Hamilton community groups faced with sizeable rent increases under a new council policy say phasing in the rises over two years won't ease their pain.

Hamilton City councillors this week approved guidelines setting out how the council's community occupancy policy would be implemented.

The council was forced to temporarily shelve the new policy last month after councillors couldn't agree on the wording of the guidelines.

The community occupancy policy, which was adopted by the council in November, has caused anxiety among the city's community, volunteer and trust groups, with 87 of these groups facing rent increases ranging from $42 a year to more than $11,000.

The policy calculates rent at 12.5 per cent of the market rate per square metre.

But in an amendment to the guidelines, put forward by councillor Andrew King, councillors agreed that any group facing a rent change would have the change phased in over two years.

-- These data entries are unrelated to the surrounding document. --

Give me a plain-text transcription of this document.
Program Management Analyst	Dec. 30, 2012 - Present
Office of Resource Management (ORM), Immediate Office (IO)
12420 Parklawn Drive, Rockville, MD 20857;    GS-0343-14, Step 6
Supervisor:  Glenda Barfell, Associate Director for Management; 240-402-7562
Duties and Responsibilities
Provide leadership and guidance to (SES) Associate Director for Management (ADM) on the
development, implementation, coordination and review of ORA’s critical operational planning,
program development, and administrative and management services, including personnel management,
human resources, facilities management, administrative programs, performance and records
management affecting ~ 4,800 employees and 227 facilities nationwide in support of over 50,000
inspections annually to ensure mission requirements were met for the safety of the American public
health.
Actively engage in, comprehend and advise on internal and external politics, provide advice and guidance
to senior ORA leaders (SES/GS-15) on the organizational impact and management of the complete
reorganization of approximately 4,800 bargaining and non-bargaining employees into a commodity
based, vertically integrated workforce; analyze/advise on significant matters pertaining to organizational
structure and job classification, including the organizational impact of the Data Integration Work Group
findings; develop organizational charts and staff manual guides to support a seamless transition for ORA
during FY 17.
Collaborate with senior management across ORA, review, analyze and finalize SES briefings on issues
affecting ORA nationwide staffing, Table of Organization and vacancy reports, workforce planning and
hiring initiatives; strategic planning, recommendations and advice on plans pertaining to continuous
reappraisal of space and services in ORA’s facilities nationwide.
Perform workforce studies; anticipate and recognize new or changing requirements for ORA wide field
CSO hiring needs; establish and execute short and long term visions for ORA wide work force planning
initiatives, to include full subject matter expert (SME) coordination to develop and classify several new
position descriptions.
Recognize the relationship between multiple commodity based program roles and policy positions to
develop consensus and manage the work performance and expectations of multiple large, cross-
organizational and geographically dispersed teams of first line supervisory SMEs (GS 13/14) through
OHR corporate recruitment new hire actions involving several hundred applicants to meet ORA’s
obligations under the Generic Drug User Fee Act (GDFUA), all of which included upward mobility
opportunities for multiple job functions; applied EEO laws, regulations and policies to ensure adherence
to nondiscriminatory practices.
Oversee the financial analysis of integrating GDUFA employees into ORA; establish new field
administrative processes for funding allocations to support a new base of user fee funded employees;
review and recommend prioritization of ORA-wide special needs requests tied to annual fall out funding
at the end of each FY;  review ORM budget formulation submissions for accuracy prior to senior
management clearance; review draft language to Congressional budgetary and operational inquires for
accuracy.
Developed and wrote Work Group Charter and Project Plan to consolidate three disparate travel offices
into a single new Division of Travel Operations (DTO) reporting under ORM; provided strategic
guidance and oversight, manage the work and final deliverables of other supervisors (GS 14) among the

The phase-in clause applies only to community groups that had an agreement at the time the new occupancy policy was adopted in November.

Some groups, such as the St Andrews Golf Club and the Waikato Migrant Resource Centre, face rent reductions.

Councillor Dave Macpherson, one of three councillors to vote against the guidelines, said it wasn't good policy to solve one group's problem by creating problems for others.

Community groups delivered a great service to Hamilton, he said, and should be allowed to use council land for free.

"What we are doing now is penalising 80-odd groups."

Speaking afterwards, Chris Jessop, chairperson of the parents support committee of the No 7 (City of Hamilton) Squadron Air Training Corps, said the council policy was a "slap in the face" to community groups.

The city's cadets currently paid a peppercorn rate of $1 to use council land on the corner of Dey St and Cambridge Rd but this would increase to more than $2000 a year.

She said the two-year phase-in period would not take any pressure off the cadets who relied on fundraising, grants and parents to meet costs.

"This is an organisation that is developing young leaders of the future and this is another annual bill that we have to find money for. Ultimately this will restrict our ability to grow the organisation."